If you notice any symptoms that your baby is acting out of the ordinary — or you feel something isn’t right — seek immediate medical attention. It’s better to be safe than sorry in this instance.

That said, while it is important to observe your baby and consult their doctor as needed, keep in mind most babies don’t sustain a significant injury or head trauma from falling off the bed.

Risk Factors of Bed Falls

  • Leaving a child alone who is over the age of 4 months. Normally when children reach this age, they start learning how to turn themselves over. However, even if your child is younger than four months old and is not yet mobile, you should not get complacent. Keep your baby in sight at all times.
  • Unsuitable beds, such as beds without guards or beds with rails that are too wide.
  • Beds that are higher than 120 cm. If a child falls from a high bed, it increases the risk of bleeding in the brain.
  • Beds that have gaps, rails or holes wider than 6 cm. Your baby may be able to put their arms or legs through the gaps, but their head may get stuck. Moreover, if your child’s legs cannot reach the floor, accidents such as self-strangulation can happen, which can be fatal.

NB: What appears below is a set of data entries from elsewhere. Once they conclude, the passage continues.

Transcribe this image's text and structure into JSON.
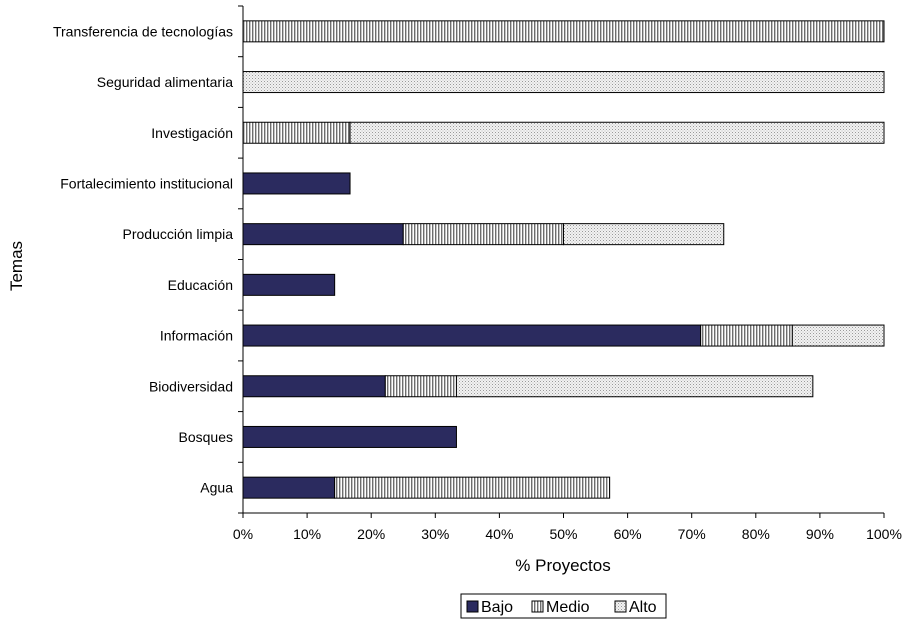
{
  "chart_data": {
    "type": "bar",
    "orientation": "horizontal",
    "stacked": true,
    "title": "",
    "xlabel": "% Proyectos",
    "ylabel": "Temas",
    "xlim": [
      0,
      100
    ],
    "x_ticks": [
      "0%",
      "10%",
      "20%",
      "30%",
      "40%",
      "50%",
      "60%",
      "70%",
      "80%",
      "90%",
      "100%"
    ],
    "grid": false,
    "legend_position": "bottom",
    "categories": [
      "Transferencia de tecnologías",
      "Seguridad alimentaria",
      "Investigación",
      "Fortalecimiento institucional",
      "Producción limpia",
      "Educación",
      "Información",
      "Biodiversidad",
      "Bosques",
      "Agua"
    ],
    "series": [
      {
        "name": "Bajo",
        "color": "#2b2b5f",
        "pattern": "solid",
        "values": [
          0,
          0,
          0,
          16.7,
          25,
          14.3,
          71.4,
          22.2,
          33.3,
          14.3
        ]
      },
      {
        "name": "Medio",
        "color": "#8a8a8a",
        "pattern": "vertical-stripes",
        "values": [
          100,
          0,
          16.7,
          0,
          25,
          0,
          14.3,
          11.1,
          0,
          42.9
        ]
      },
      {
        "name": "Alto",
        "color": "#d9d9d9",
        "pattern": "dots",
        "values": [
          0,
          100,
          83.3,
          0,
          25,
          0,
          14.3,
          55.6,
          0,
          0
        ]
      }
    ]
  }
}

Prevent Your Baby from Falling Out of Bed

  • Your child’s bed or cot should have guards on all four sides, and each guard should be tightly locked. This is to prevent the child from bumping into the guard and working it loose, allowing the child to fall out of bed.
  • The gaps between your child’s bed railings should be no wider than 6 cm. You can place a sheet or pillow against the outside of the railings to prevent the child from putting their arms or legs through the cot or bed.
  • Use a low-lying place for sleeping, such as a mattress on the floor.
  • Do not let your child sleep alone. Parents or guardians should have their child in sight at all times.

Many parents may think that their child is unlikely to fall out of bed, but this type of accident is more common than you might think. As a parent, you only need to be complacent for a split second. If your child falls out of bed, the complications can be serious. 

So to prevent your child from being caught up in an accident never let them out of sight or leave them alone, and always use a suitable bed. Accidents cannot be foreseen, but they can be prevented.